At the same time, those officers say, the U.S. Navy is exploring ways to tap data from sensors used by other countries in the region, especially around chokepoints that Chinese subs must pass to reach the Pacific and Indian Oceans.
“We’re very close with the Australians in this regard, very close with the Japanese in this regard, working to a greater degree with the Koreans in this regard, the Singaporeans,” says Adm. Greenert. “The Malays, the Indonesians, are increasing their interest and willingness.”
The exact location of Sosus hydrophones in Asia remains classified. Researchers and former submariners familiar with the system say there are several arrays around Japan, which played a key role hunting for Soviet subs in the Cold War, and around Australia’s Christmas Island.
The problem with cable-based hydrophones is that they require regular maintenance and shore stations in friendly countries. Fixed seabed hydrophones can only act as a virtual trip wire, signaling that a sub is passing at that moment. They are also most effective in relatively deep water with little congestion.
Recent U.S. efforts have focused on developing mobile undersea surveillance networks for congested and shallow waters like those near China’s coast.
The U.S. Navy has deployed one such network—the Persistent Littoral Undersea Surveillance, or PLUS, system—which uses seabed sensors and unmanned vehicles that relay data via satellite. “We’ve deployed PLUS,” says Adm.

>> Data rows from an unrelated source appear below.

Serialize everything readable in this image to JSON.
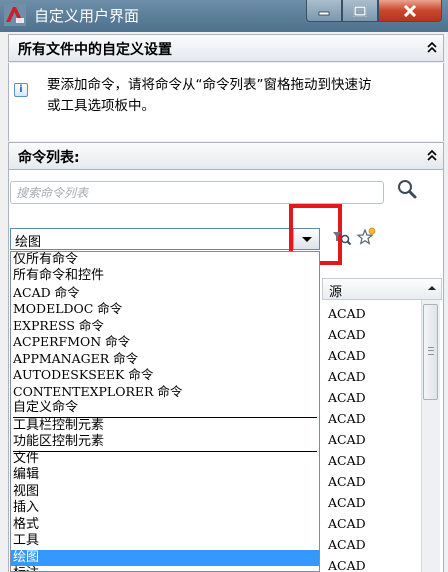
{
  "window": {
    "title": "自定义用户界面",
    "controls": [
      "minimize-icon",
      "maximize-icon",
      "close-icon"
    ]
  },
  "section_custom": {
    "title": "所有文件中的自定义设置",
    "info_text": "要添加命令，请将命令从“命令列表”窗格拖动到快速访\n或工具选项板中。"
  },
  "section_commands": {
    "title": "命令列表:",
    "search_placeholder": "搜索命令列表",
    "filter_value": "绘图",
    "list_header": "源",
    "list_rows": [
      "ACAD",
      "ACAD",
      "ACAD",
      "ACAD",
      "ACAD",
      "ACAD",
      "ACAD",
      "ACAD",
      "ACAD",
      "ACAD",
      "ACAD",
      "ACAD",
      "ACAD"
    ]
  },
  "dropdown": {
    "group1": [
      "仅所有命令",
      "所有命令和控件",
      "ACAD 命令",
      "MODELDOC 命令",
      "EXPRESS 命令",
      "ACPERFMON 命令",
      "APPMANAGER 命令",
      "AUTODESKSEEK 命令",
      "CONTENTEXPLORER 命令",
      "自定义命令"
    ],
    "group2": [
      "工具栏控制元素",
      "功能区控制元素"
    ],
    "group3": [
      "文件",
      "编辑",
      "视图",
      "插入",
      "格式",
      "工具",
      "绘图",
      "标注"
    ],
    "selected": "绘图"
  },
  "colors": {
    "accent": "#3399ff",
    "highlight_box": "#e3181b",
    "titlebar": "#5a7d98"
  }
}
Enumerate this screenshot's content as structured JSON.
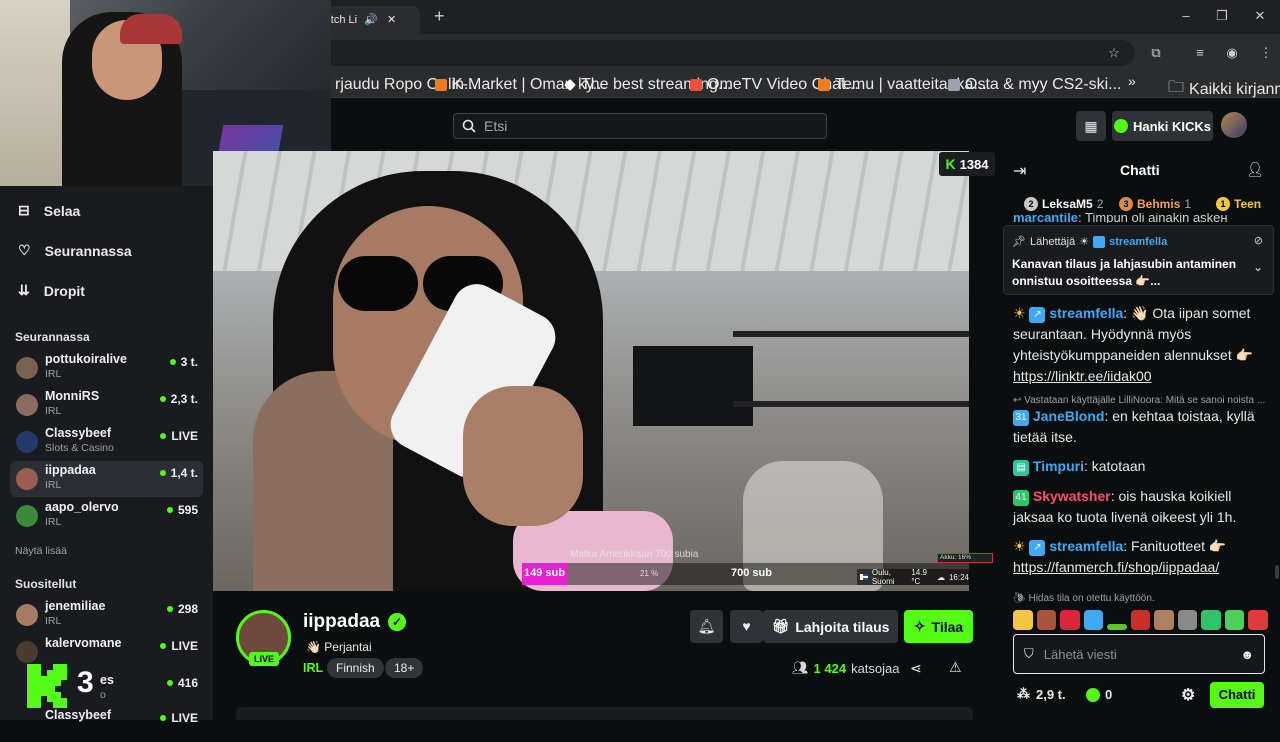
{
  "browser": {
    "tab_title": "- Watch Li",
    "tab_audio_icon": "speaker-icon",
    "new_tab": "+",
    "window_controls": [
      "–",
      "❐",
      "✕"
    ],
    "bookmarks": [
      {
        "label": "rjaudu Ropo Onlin...",
        "color": "#8a5cf6"
      },
      {
        "label": "K-Market | Oman ky...",
        "color": "#f07a18"
      },
      {
        "label": "The best streaming...",
        "color": "#ffffff"
      },
      {
        "label": "OmeTV Video Chat...",
        "color": "#f24e3b"
      },
      {
        "label": "Temu | vaatteita, ka...",
        "color": "#f47c20"
      },
      {
        "label": "Osta & myy CS2-ski...",
        "color": "#9aa2b0"
      }
    ],
    "bookmarks_more": "»",
    "all_bookmarks": "Kaikki kirjanmerkit"
  },
  "header": {
    "search_placeholder": "Etsi",
    "get_kicks": "Hanki KICKs"
  },
  "sidebar": {
    "nav": [
      {
        "label": "Selaa",
        "icon": "browse-icon"
      },
      {
        "label": "Seurannassa",
        "icon": "heart-icon"
      },
      {
        "label": "Dropit",
        "icon": "drops-icon"
      }
    ],
    "following_title": "Seurannassa",
    "following": [
      {
        "name": "pottukoiralive",
        "category": "IRL",
        "viewers": "3 t.",
        "avatar": "#7a6253"
      },
      {
        "name": "MonniRS",
        "category": "IRL",
        "viewers": "2,3 t.",
        "avatar": "#8d6b61"
      },
      {
        "name": "Classybeef",
        "category": "Slots & Casino",
        "viewers": "LIVE",
        "avatar": "#233a6b"
      },
      {
        "name": "iippadaa",
        "category": "IRL",
        "viewers": "1,4 t.",
        "avatar": "#9a5d52"
      },
      {
        "name": "aapo_olervo",
        "category": "IRL",
        "viewers": "595",
        "avatar": "#3a8a3a"
      }
    ],
    "show_more": "Näytä lisää",
    "recommended_title": "Suositellut",
    "recommended": [
      {
        "name": "jenemiliae",
        "category": "IRL",
        "viewers": "298",
        "avatar": "#a77a63"
      },
      {
        "name": "kalervomane",
        "category": "",
        "viewers": "LIVE",
        "avatar": "#4a3a30"
      },
      {
        "name": "es",
        "category": "o",
        "viewers": "416",
        "avatar": "#555"
      },
      {
        "name": "Classybeef",
        "category": "",
        "viewers": "LIVE",
        "avatar": "#233a6b"
      }
    ],
    "overlay_number": "3"
  },
  "video": {
    "viewer_count": "1384",
    "goal_text": "Matka Amerikkaan 700 subia",
    "sub_current": "149 sub",
    "sub_percent": "21 %",
    "sub_goal": "700 sub",
    "sub_progress": 0.21,
    "battery": "Akku: 16%",
    "location": "Oulu, Suomi",
    "temperature": "14.9 °C",
    "time": "16:24"
  },
  "channel": {
    "name": "iippadaa",
    "live_badge": "LIVE",
    "title": "👋🏻 Perjantai",
    "category": "IRL",
    "tags": [
      "Finnish",
      "18+"
    ],
    "gift_button": "Lahjoita tilaus",
    "subscribe_button": "Tilaa",
    "watchers_count": "1 424",
    "watchers_label": "katsojaa"
  },
  "chat": {
    "title": "Chatti",
    "gifters": [
      {
        "rank": "2",
        "name": "LeksaM5",
        "count": "2",
        "color": "#ffffff",
        "badge": "#c8c8c8"
      },
      {
        "rank": "3",
        "name": "Behmis",
        "count": "1",
        "color": "#f0a05a",
        "badge": "#d98b4a"
      },
      {
        "rank": "1",
        "name": "Teen",
        "count": "",
        "color": "#f4c542",
        "badge": "#f4c542"
      }
    ],
    "pinned_by_label": "Lähettäjä",
    "pinned_by_user": "streamfella",
    "pinned_text": "Kanavan tilaus ja lahjasubin antaminen onnistuu osoitteessa 👉🏻...",
    "hidden_top_user": "marcantile",
    "hidden_top_text": "Timpun oli ainakin askeн",
    "messages": [
      {
        "user": "streamfella",
        "color": "#3fa9f5",
        "text": ": 👋🏻 Ota iipan somet seurantaan. Hyödynnä myös yhteistyökumppaneiden alennukset 👉🏻 ",
        "link": "https://linktr.ee/iidak00",
        "badges": [
          "☀️",
          "bot"
        ]
      },
      {
        "reply": "Vastataan käyttäjälle LilliNoora: Mitä se sanoi noista ...",
        "user": "JaneBlond",
        "color": "#3fa9f5",
        "text": ": en kehtaa toistaa, kyllä tietää itse.",
        "badge_num": "31",
        "badge_color": "#3fa9f5"
      },
      {
        "user": "Timpuri",
        "color": "#3fa9f5",
        "text": ": katotaan",
        "badge_num": "",
        "badge_color": "#2ec4a0"
      },
      {
        "user": "Skywatsher",
        "color": "#ff4f6e",
        "text": ": ois hauska koikiell jaksaa ko tuota livenä oikeest yli 1h.",
        "badge_num": "41",
        "badge_color": "#2ec46a"
      },
      {
        "user": "streamfella",
        "color": "#3fa9f5",
        "text": ": Fanituotteet 👉🏻 ",
        "link": "https://fanmerch.fi/shop/iippadaa/",
        "badges": [
          "☀️",
          "bot"
        ]
      }
    ],
    "slow_mode": "Hidas tila on otettu käyttöön.",
    "input_placeholder": "Lähetä viesti",
    "points": "2,9 t.",
    "kicks": "0",
    "chat_button": "Chatti"
  }
}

Greenert. “We sent it out on a mission—I can’t tell you where—and it was effective.”
He says that PLUS requires further testing but that the Navy is already using some small undersea drones for anti-sub warfare.

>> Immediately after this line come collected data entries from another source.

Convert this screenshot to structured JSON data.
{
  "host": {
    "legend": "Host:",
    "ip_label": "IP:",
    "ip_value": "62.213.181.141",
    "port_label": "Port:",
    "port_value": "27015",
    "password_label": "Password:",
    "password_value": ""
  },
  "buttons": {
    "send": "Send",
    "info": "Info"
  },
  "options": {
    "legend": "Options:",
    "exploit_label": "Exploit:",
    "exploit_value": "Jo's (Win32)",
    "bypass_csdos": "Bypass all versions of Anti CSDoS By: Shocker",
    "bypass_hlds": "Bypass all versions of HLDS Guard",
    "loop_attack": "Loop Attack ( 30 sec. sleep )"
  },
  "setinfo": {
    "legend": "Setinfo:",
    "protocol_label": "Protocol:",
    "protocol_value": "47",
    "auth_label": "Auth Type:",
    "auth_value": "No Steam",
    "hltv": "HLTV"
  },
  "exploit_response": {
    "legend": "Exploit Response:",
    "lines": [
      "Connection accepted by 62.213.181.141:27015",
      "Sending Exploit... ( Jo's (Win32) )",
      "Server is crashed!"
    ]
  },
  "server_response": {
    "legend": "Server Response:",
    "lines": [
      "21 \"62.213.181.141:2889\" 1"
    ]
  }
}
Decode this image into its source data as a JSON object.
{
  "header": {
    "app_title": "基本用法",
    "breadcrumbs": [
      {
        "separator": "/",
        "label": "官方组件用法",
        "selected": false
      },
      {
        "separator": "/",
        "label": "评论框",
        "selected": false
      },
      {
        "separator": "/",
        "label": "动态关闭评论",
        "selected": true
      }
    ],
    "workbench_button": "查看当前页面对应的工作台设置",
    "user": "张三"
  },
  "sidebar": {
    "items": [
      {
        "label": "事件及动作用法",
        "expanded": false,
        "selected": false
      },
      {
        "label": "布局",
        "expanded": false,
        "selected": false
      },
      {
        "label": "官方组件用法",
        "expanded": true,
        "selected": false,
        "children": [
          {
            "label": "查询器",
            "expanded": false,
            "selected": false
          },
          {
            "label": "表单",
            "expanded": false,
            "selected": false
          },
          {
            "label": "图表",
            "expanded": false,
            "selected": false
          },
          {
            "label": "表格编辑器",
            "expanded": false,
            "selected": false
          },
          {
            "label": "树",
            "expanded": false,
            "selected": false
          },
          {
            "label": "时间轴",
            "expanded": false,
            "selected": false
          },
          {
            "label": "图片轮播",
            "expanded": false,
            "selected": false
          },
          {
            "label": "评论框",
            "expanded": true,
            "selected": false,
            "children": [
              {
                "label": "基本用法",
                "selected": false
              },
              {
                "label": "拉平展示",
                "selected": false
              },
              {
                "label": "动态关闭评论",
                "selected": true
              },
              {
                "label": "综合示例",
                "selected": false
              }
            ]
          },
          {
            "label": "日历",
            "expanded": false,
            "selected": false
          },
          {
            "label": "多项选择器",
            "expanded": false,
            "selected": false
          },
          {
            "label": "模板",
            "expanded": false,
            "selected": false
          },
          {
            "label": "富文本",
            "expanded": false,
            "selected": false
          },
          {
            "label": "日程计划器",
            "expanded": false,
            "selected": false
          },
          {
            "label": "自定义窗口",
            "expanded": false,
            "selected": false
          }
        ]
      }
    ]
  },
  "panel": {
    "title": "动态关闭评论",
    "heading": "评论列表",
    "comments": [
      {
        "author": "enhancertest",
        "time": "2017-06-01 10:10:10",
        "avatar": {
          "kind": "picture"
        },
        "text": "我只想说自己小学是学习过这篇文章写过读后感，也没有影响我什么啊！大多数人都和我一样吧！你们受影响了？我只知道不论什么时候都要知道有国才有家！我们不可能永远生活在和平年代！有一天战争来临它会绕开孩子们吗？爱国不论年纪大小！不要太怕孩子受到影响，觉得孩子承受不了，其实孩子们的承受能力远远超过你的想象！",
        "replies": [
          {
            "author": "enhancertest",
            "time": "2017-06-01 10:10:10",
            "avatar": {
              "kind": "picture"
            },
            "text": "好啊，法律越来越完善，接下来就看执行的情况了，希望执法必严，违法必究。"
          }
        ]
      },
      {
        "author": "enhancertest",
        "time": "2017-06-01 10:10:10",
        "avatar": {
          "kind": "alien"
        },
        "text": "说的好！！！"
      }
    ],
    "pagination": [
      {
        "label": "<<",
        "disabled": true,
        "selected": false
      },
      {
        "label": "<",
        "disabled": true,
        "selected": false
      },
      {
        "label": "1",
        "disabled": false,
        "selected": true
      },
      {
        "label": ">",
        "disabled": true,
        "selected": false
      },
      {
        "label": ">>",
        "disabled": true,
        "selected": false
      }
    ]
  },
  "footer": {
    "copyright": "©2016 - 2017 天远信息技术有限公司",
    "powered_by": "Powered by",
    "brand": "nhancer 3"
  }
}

The biggest obstacles: Most underwater drones run on batteries that last only a few hours, and communicating with them is tough, given how slowly data passes through water.
Both of those issues were demonstrated when the U.S. Navy deployed an undersea drone called the Bluefin-21 in the search for missing Malaysia Airlines flight MH370.

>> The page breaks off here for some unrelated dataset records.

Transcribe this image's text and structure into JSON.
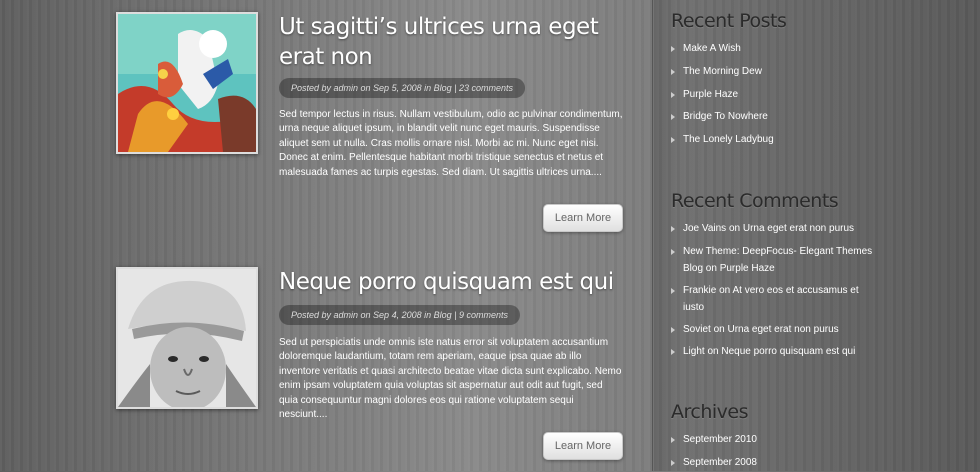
{
  "posts": [
    {
      "title": "Ut sagitti’s ultrices urna eget erat non",
      "meta": "Posted by admin on Sep 5, 2008 in Blog | 23 comments",
      "excerpt": "Sed tempor lectus in risus. Nullam vestibulum, odio ac pulvinar condimentum, urna neque aliquet ipsum, in blandit velit nunc eget mauris. Suspendisse aliquet sem ut nulla. Cras mollis ornare nisl. Morbi ac mi. Nunc eget nisi. Donec at enim. Pellentesque habitant morbi tristique senectus et netus et malesuada fames ac turpis egestas. Sed diam. Ut sagittis ultrices urna....",
      "more_label": "Learn More"
    },
    {
      "title": "Neque porro quisquam est qui",
      "meta": "Posted by admin on Sep 4, 2008 in Blog | 9 comments",
      "excerpt": "Sed ut perspiciatis unde omnis iste natus error sit voluptatem accusantium doloremque laudantium, totam rem aperiam, eaque ipsa quae ab illo inventore veritatis et quasi architecto beatae vitae dicta sunt explicabo. Nemo enim ipsam voluptatem quia voluptas sit aspernatur aut odit aut fugit, sed quia consequuntur magni dolores eos qui ratione voluptatem sequi nesciunt....",
      "more_label": "Learn More"
    }
  ],
  "sidebar": {
    "recent_posts": {
      "title": "Recent Posts",
      "items": [
        "Make A Wish",
        "The Morning Dew",
        "Purple Haze",
        "Bridge To Nowhere",
        "The Lonely Ladybug"
      ]
    },
    "recent_comments": {
      "title": "Recent Comments",
      "items": [
        "Joe Vains on Urna eget erat non purus",
        "New Theme: DeepFocus- Elegant Themes Blog on Purple Haze",
        "Frankie on At vero eos et accusamus et iusto",
        "Soviet on Urna eget erat non purus",
        "Light on Neque porro quisquam est qui"
      ]
    },
    "archives": {
      "title": "Archives",
      "items": [
        "September 2010",
        "September 2008"
      ]
    }
  }
}
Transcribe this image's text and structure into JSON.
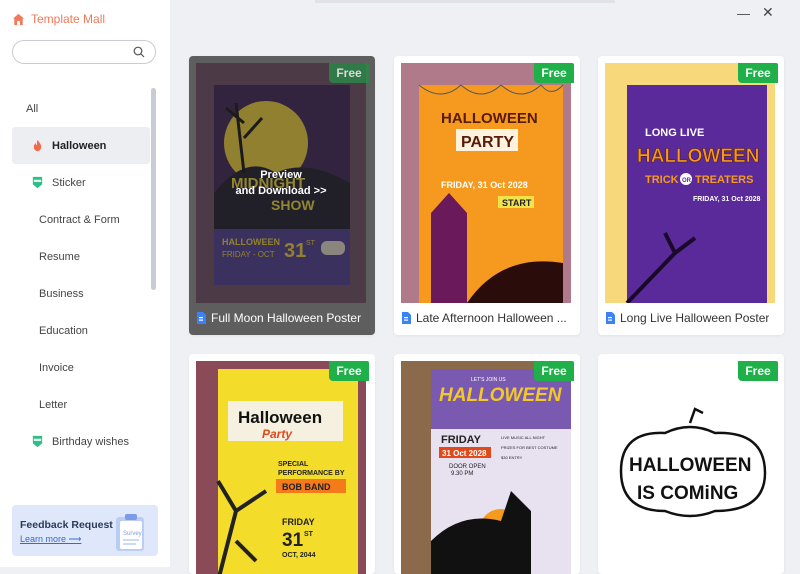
{
  "brand": {
    "title": "Template Mall"
  },
  "search": {
    "value": "",
    "placeholder": ""
  },
  "sidebar": {
    "items": [
      {
        "label": "All"
      },
      {
        "label": "Halloween"
      },
      {
        "label": "Sticker"
      },
      {
        "label": "Contract & Form"
      },
      {
        "label": "Resume"
      },
      {
        "label": "Business"
      },
      {
        "label": "Education"
      },
      {
        "label": "Invoice"
      },
      {
        "label": "Letter"
      },
      {
        "label": "Birthday wishes"
      }
    ]
  },
  "feedback": {
    "title": "Feedback Request",
    "link": "Learn more ⟶",
    "art_text": "Survey"
  },
  "badge_label": "Free",
  "overlay": {
    "line1": "Preview",
    "line2": "and Download >>"
  },
  "cards": [
    {
      "title": "Full Moon Halloween Poster",
      "poster": {
        "headline1": "MIDNIGHT",
        "headline2": "SHOW",
        "brand": "HALLOWEEN",
        "date": "FRIDAY - OCT",
        "day": "31",
        "day_sup": "ST"
      }
    },
    {
      "title": "Late Afternoon Halloween ...",
      "poster": {
        "headline1": "HALLOWEEN",
        "headline2": "PARTY",
        "date": "FRIDAY, 31 Oct 2028",
        "start": "START"
      }
    },
    {
      "title": "Long Live Halloween Poster",
      "poster": {
        "line1": "LONG LIVE",
        "line2": "HALLOWEEN",
        "line3": "TRICK",
        "or": "OR",
        "line4": "TREATERS",
        "date": "FRIDAY, 31 Oct 2028"
      }
    },
    {
      "title": "",
      "poster": {
        "headline1": "Halloween",
        "headline2": "Party",
        "special1": "SPECIAL",
        "special2": "PERFORMANCE BY",
        "band": "BOB BAND",
        "day": "FRIDAY",
        "num": "31",
        "num_sup": "ST",
        "oct": "OCT, 2044"
      }
    },
    {
      "title": "",
      "poster": {
        "top": "LET'S JOIN US",
        "headline": "HALLOWEEN",
        "day": "FRIDAY",
        "date": "31 Oct 2028",
        "feat1": "LIVE MUSIC ALL NIGHT",
        "feat2": "PRIZES FOR BEST COSTUME",
        "feat3": "$30 ENTRY",
        "door": "DOOR OPEN",
        "time": "9.30 PM"
      }
    },
    {
      "title": "",
      "poster": {
        "line1": "HALLOWEEN",
        "line2": "IS COMiNG"
      }
    }
  ]
}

Above: A U.S. Navy Bluefin-21 underwater drone — similar to those used for sub-hunting — goes into action in the search for missing Malaysia Airlines Flight MH370. Photo Credit: REUTERS
“You can think of underwater telecommunications as being roughly where the Internet was 30 years ago,” says Mandar Chitre, an expert in underwater acoustics at the National University of Singapore who took part in the November experiment.
Singapore has made significant advances in underwater acoustics in recent years, developing a system called UNET that monitors undersea activity off Singapore using a network of seabed sensors, undersea drones and surface nodes that relay data over a mobile-phone network.
Singaporean waters are considered especially challenging because of varying depth, busy shipping and the snapping shrimp—a creature whose distinctive noise has long troubled undersea-warfare specialists.
The experiment in November was to link the Singaporean network to a U.S. system called Seaweb, which is being developed by the Naval Postgraduate School with funding from the Office of Naval Research. “The results were very good,” Prof. Chitre says.
A spokeswoman for Singapore’s Defense Ministry confirmed that it had co-sponsored the experiment on linking UNET to Seaweb, but didn’t respond to questions about its broader purpose or applications to anti-submarine warfare.
Public information about Seaweb shows that it aims to create a new global network of submarine sensors from the U.S., its NATO allies and other friendly countries.
“The idea behind Seaweb,” says Rear Adm. Philip Sawyer, commander of U.S. submarine forces in the Pacific, is “to network various nodes through the undersea environment and be able to tap that data and bring it where you want, whether it’s Singapore or San Diego.”
“To be able to watch and monitor everything, we need a networked system,” he says.